Une étude montre comment le microbiote intestinal peut contribuer au diabète de type 2

Le mélange individuel de micro-organismes dans le tractus gastro-intestinal humain fournit des indices vitaux sur la façon de prévoir, prévenir et traiter toute incidence future du diabète de type 2.

Cela est démontré dans une étude de population menée par l'Université de Göteborg.

Le microbiote intestinal d'une personne peut contribuer au diabète de type 2 a été démontré dans des recherches antérieures, dirigées par Fredrik Bäckhed, professeur de médecine moléculaire à l'Académie Sahlgrenska, Université de Göteborg.

La présente étude, maintenant publiée dans la revue Cell Metabolism, décrit des indices récemment découverts dans le microbiote sur la façon dont les bactéries peuvent contribuer au diabète de type 2 et prédire potentiellement qui développera le microbiote intestinal d'un individu.

En étudiant des personnes qui n'ont pas encore développé de diabète de type 2, les chercheurs ont pu exclure la possibilité que le microbiote intestinal soit affecté par la maladie ou son traitement.
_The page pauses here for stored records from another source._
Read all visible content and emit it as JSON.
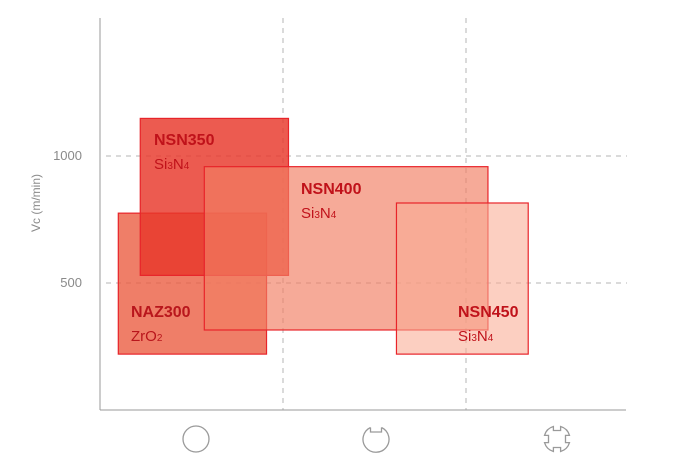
{
  "chart_data": {
    "type": "bar",
    "ylabel": "Vc (m/min)",
    "yticks": [
      500,
      1000
    ],
    "ylim": [
      0,
      1550
    ],
    "xlim": [
      0,
      3
    ],
    "x_categories": [
      {
        "name": "continuous-cut-icon"
      },
      {
        "name": "light-interrupted-cut-icon"
      },
      {
        "name": "heavy-interrupted-cut-icon"
      }
    ],
    "grid": {
      "vertical_dashed": [
        1,
        2
      ],
      "horizontal_dashed": [
        500,
        1000
      ]
    },
    "boxes": [
      {
        "id": "naz300",
        "name": "NAZ300",
        "mat_base": "ZrO",
        "mat_sub": "2",
        "x0": 0.1,
        "x1": 0.91,
        "y0": 220,
        "y1": 775,
        "fill": "#ea5a3e",
        "opacity": 0.78,
        "text_color": "#b9161c"
      },
      {
        "id": "nsn350",
        "name": "NSN350",
        "mat_base": "Si",
        "mat_sub": "3",
        "mat_base2": "N",
        "mat_sub2": "4",
        "x0": 0.22,
        "x1": 1.03,
        "y0": 530,
        "y1": 1148,
        "fill": "#e8372a",
        "opacity": 0.82,
        "text_color": "#c0121a"
      },
      {
        "id": "nsn400",
        "name": "NSN400",
        "mat_base": "Si",
        "mat_sub": "3",
        "mat_base2": "N",
        "mat_sub2": "4",
        "x0": 0.57,
        "x1": 2.12,
        "y0": 315,
        "y1": 958,
        "fill": "#f27e62",
        "opacity": 0.66,
        "text_color": "#c0121a"
      },
      {
        "id": "nsn450",
        "name": "NSN450",
        "mat_base": "Si",
        "mat_sub": "3",
        "mat_base2": "N",
        "mat_sub2": "4",
        "x0": 1.62,
        "x1": 2.34,
        "y0": 220,
        "y1": 815,
        "fill": "#f9ad95",
        "opacity": 0.58,
        "text_color": "#c0121a"
      }
    ],
    "colors": {
      "axis": "#9a9a9a",
      "grid": "#b4b4b4",
      "icon": "#9a9a9a",
      "border": "#e8242a"
    }
  }
}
La majorité des études antérieures dans ce domaine ont comparé des individus en bonne santé à des patients.

Composition modifiée

Ce qui est apparu, c'est que chez les personnes ayant une glycémie à jeun élevée ou une tolérance au glucose réduite, une condition connue sous le nom de prédiabète, ainsi que chez les personnes atteintes de diabète de type 2 non traité, le microbiote intestinal est modifié.
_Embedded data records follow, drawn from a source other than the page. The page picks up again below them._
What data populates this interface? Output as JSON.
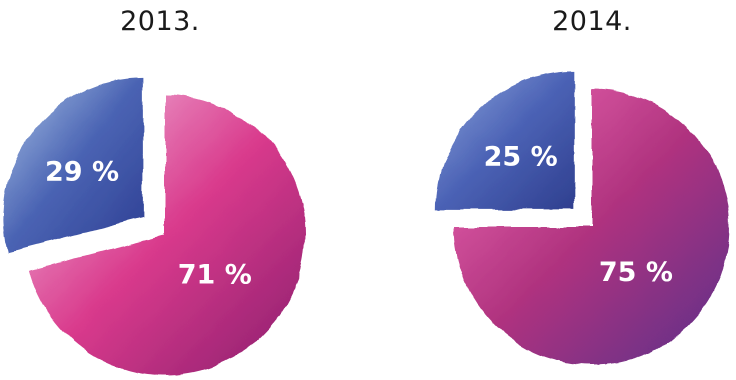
{
  "chart_data": [
    {
      "type": "pie",
      "title": "2013.",
      "slices": [
        {
          "label": "29 %",
          "value": 29,
          "exploded": true,
          "colors": [
            "#a9c3e6",
            "#4a63b3",
            "#2e3f93"
          ]
        },
        {
          "label": "71 %",
          "value": 71,
          "exploded": false,
          "colors": [
            "#f2bfe0",
            "#d93a8c",
            "#8a1f6e"
          ]
        }
      ]
    },
    {
      "type": "pie",
      "title": "2014.",
      "slices": [
        {
          "label": "25 %",
          "value": 25,
          "exploded": true,
          "colors": [
            "#8fa6dd",
            "#4b62b5",
            "#2f3f8f"
          ]
        },
        {
          "label": "75 %",
          "value": 75,
          "exploded": false,
          "colors": [
            "#f06bb5",
            "#b0337f",
            "#5a2e8a"
          ]
        }
      ]
    }
  ]
}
En conséquence, les résultats montrent que le microbiote intestinal peut être utilisé pour identifier les personnes atteintes de diabète.
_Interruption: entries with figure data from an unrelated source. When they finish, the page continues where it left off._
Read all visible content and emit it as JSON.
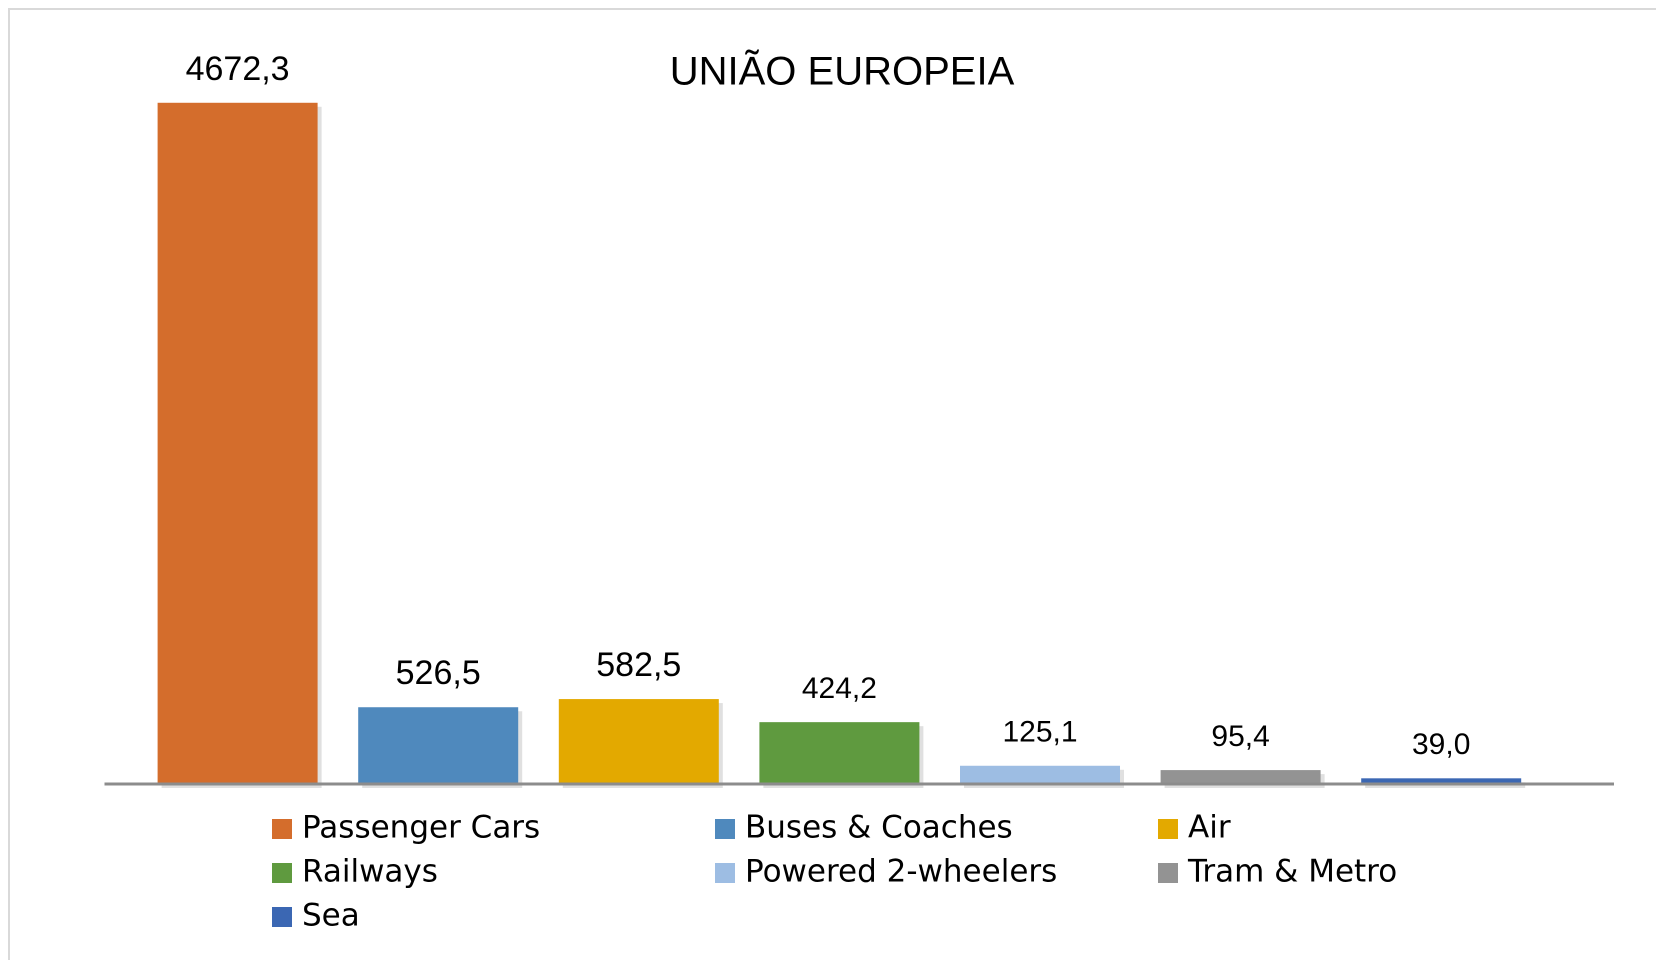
{
  "chart_data": {
    "type": "bar",
    "title": "UNIÃO EUROPEIA",
    "categories": [
      "Passenger Cars",
      "Buses & Coaches",
      "Air",
      "Railways",
      "Powered 2-wheelers",
      "Tram & Metro",
      "Sea"
    ],
    "values": [
      4672.3,
      526.5,
      582.5,
      424.2,
      125.1,
      95.4,
      39.0
    ],
    "value_labels": [
      "4672,3",
      "526,5",
      "582,5",
      "424,2",
      "125,1",
      "95,4",
      "39,0"
    ],
    "colors": [
      "#d46d2c",
      "#4f89bd",
      "#e3a900",
      "#5f9a3f",
      "#9dbde3",
      "#939393",
      "#3b67b3"
    ],
    "ylim": [
      0,
      5000
    ],
    "legend": "bottom"
  }
}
L'étude montre également que, dans le microbiote intestinal des participants à l'étude atteints de prédiabète ou ayant développé un diabète de type 2, le potentiel de production de butyrate (un acide gras qui favorise la production d'hormones dans le tractus gastro-intestinal et contrôle l'inflammation) a été réduit.

Cette substance est formée principalement par des bactéries bénéfiques dans les intestins qui digèrent les fibres alimentaires.

Une implication possible est que la modification de l'apport en fibres des individus et peut-être l'adaptation des types de fibres à un microbiote spécifique, ou le développement de probiotiques de prochaine génération pour ajouter des bactéries manquantes, peuvent permettre le développement de nouvelles méthodes de prévention ou de traitement du diabète.

Notre étude montre clairement que la composition du microbiote intestinal peut avoir un grand potentiel pour nous aider à comprendre les risques de développer un diabète de type 2, et donc améliorer nos chances de détecter, prévenir et traiter la maladie. « 

Fredrik Bäckhed, professeur, Département de médecine moléculaire, Académie Sahlgrenska, Université de Göteborg

Prévention au niveau individuel

Les résultats confirment l'image que le microbiote intestinal interagit avec les fonctions du corps et les conditions internes.

Le tractus intestinal contient plus d'un kilogramme de bactéries importantes pour notre santé, et les types de bactéries intestinales trouvés chez les personnes atteintes de diabète de type 2 semblent différer de ceux des personnes en bonne santé.

« Nous espérons trouver des modèles et identifier les composants du microbiote intestinal qui identifient les personnes dont le risque de développer un diabète de type 2 est élevé. »

« À l'avenir, nous pourrons peut-être prescrire des changements alimentaires individualisés ou développer de nouveaux types de probiotiques qui peuvent prévenir ou peut-être même traiter la maladie », explique Bäckhed.

La recherche maintenant publiée s'appuie sur une étude basée sur la population qui est en cours à l'Université de Göteborg et à l'hôpital universitaire Sahlgrenska depuis 2013.

Il a couvert quelque 5 000 personnes sélectionnées au hasard qui ont été invitées à participer à l'étude, et son objectif était d'étudier les facteurs pouvant entraîner un risque accru de diabète de type 2.

Pour confirmer et vérifier les résultats, les chercheurs ont également analysé des échantillons prélevés dans le cadre de la Swedish Cardiopulmonary Bioimage Study (SCAPIS), une étude nationale sur la population.

La source:

Référence de la revue:

Wu, H., et al. (2020) The Microbiota Gut in Prediabetes and Diabetes: A Population-Based Cross-Sectional Study. Métabolisme cellulaire. doi.org/10.1016/j.cmet.2020.06.011.